Les parties ont été entendues en audience de comparution personnelle puis il a été procédé à l'audition, comme témoins, de Mme C.-J., de Mme C., de Mme B., administratrice suppléante de l'IAUG d'octobre l995 à octobre l996 puis dès cette date, secrétaire à l'IAUG jusqu'au 31 décembre l998.
Le juge délégué a cependant refusé de procéder aux auditions de M. M. et de M. R., professeurs à l'IAUG, ainsi que de Mme Pe., précédente secrétaire, sollicitée par le syndicat conseillant la recourante et l'avocat de celle-ci.
a. Depuis le 19 décembre 1998 et jusqu'à la date de son audition le 4 août 1999, Mme P. était toujours en incapacité complète de travailler pour cause de maladie. Elle était en traitement auprès du Dr D.. Depuis le 31 juillet 1999, elle ne percevait plus aucun salaire. Elle souhaitait voir son licenciement annulé et être transférée dans un autre service de l'Etat mais non à l'Université. Elle a admis que le congé qui lui avait été signifié pour le 31 juillet 1999 respectait le délai de trois mois prévu par la LPAC pour les employés en période probatoire, de même que le délai de protection en cas de maladie fixé, dans son cas, à nonante jours en application de l'article 336 lettre c CO.
Elle avait contacté un médiateur avant son licenciement mais celui-ci n'avait pas pu intervenir parce que la décision de licenciement du 16 décembre 1998 lui avait déjà été signifiée. Concernant l'analyse de prestations faite par Mme C. à fin 1998, Mme P. a précisé qu'elle avait été malade du 19 octobre à fin novembre 1998 et qu'elle avait repris son activité à 50 % le 1er décembre 1998. Elle savait qu'au cours du mois de décembre elle devait faire l'objet d'une analyse de prestations mais elle n'avait pas été convoquée à un entretien par Mme C. jusqu'au moment où elle avait été appelée dans le bureau de celle-ci le 14 décembre 1998. L'analyse de prestations déjà préparée lui avait alors été soumise et elle avait été priée de la signer.

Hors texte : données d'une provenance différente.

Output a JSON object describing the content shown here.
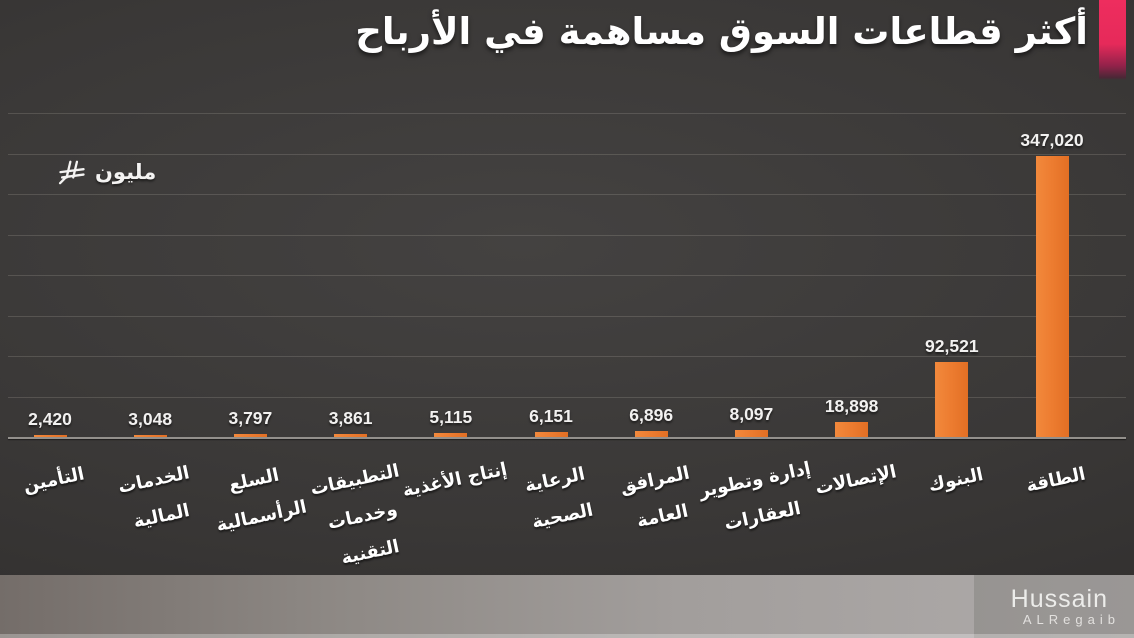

b. L'Université a admis que les directives internes relatives à l'analyse de prestations n'avaient pas été respectées s'agissant de la dernière analyse, en ce sens que celle-ci aurait dû être précédée d'un entretien. L'analyse de prestations n'était cependant pas une condition de validité du licenciement. Mme P. avait fait l'objet de multiples mises en garde et elle aurait pu être licenciée à condition que le délai de trois mois soit respecté sans qu'une analyse de prestations ne soit nécessaire. La décision prise par Mme C. le 17 décembre 1998 suspendant l'obligation de travailler de Mme P. était une décision administrative susceptible de recours même si elle ne comportait pas les voie et délai de recours. A ce moment Mme P. était déjà assistée par le SIT. Cette décision n'avait cependant pas été attaquée.
Mme P. a ajouté que dès réception dudit courrier, le SIT était intervenu auprès de la direction de l'institut pour contester cette procédure. Il avait produit en particulier des notes d'interprétation faites par l'office du personnel de l'Etat dont il ressortait qu'une autre affectation pouvait être proposée à un employé dont l'analyse de prestations n'était pas satisfaisante. Elle-même admettait qu'au terme de l'année 1997, l'analyse de prestations faite alors n'était pas entièrement satisfaisante. Elle avait toujours eu Mme C. comme supérieure hiérarchique depuis qu'elle travaillait à l'institut. Mme P. s'est dite victime de mobbing, Mme C. voulant la cantonner à un rôle subalterne consistant à faire des cafés et à arroser les plantes. Elle lui cachait des choses de sorte qu'elle n'était plus au courant de tout ce qui concernait M. M. et elle ne pouvait de ce fait accomplir son travail avec la conscience professionnelle qu'elle voulait y apporter.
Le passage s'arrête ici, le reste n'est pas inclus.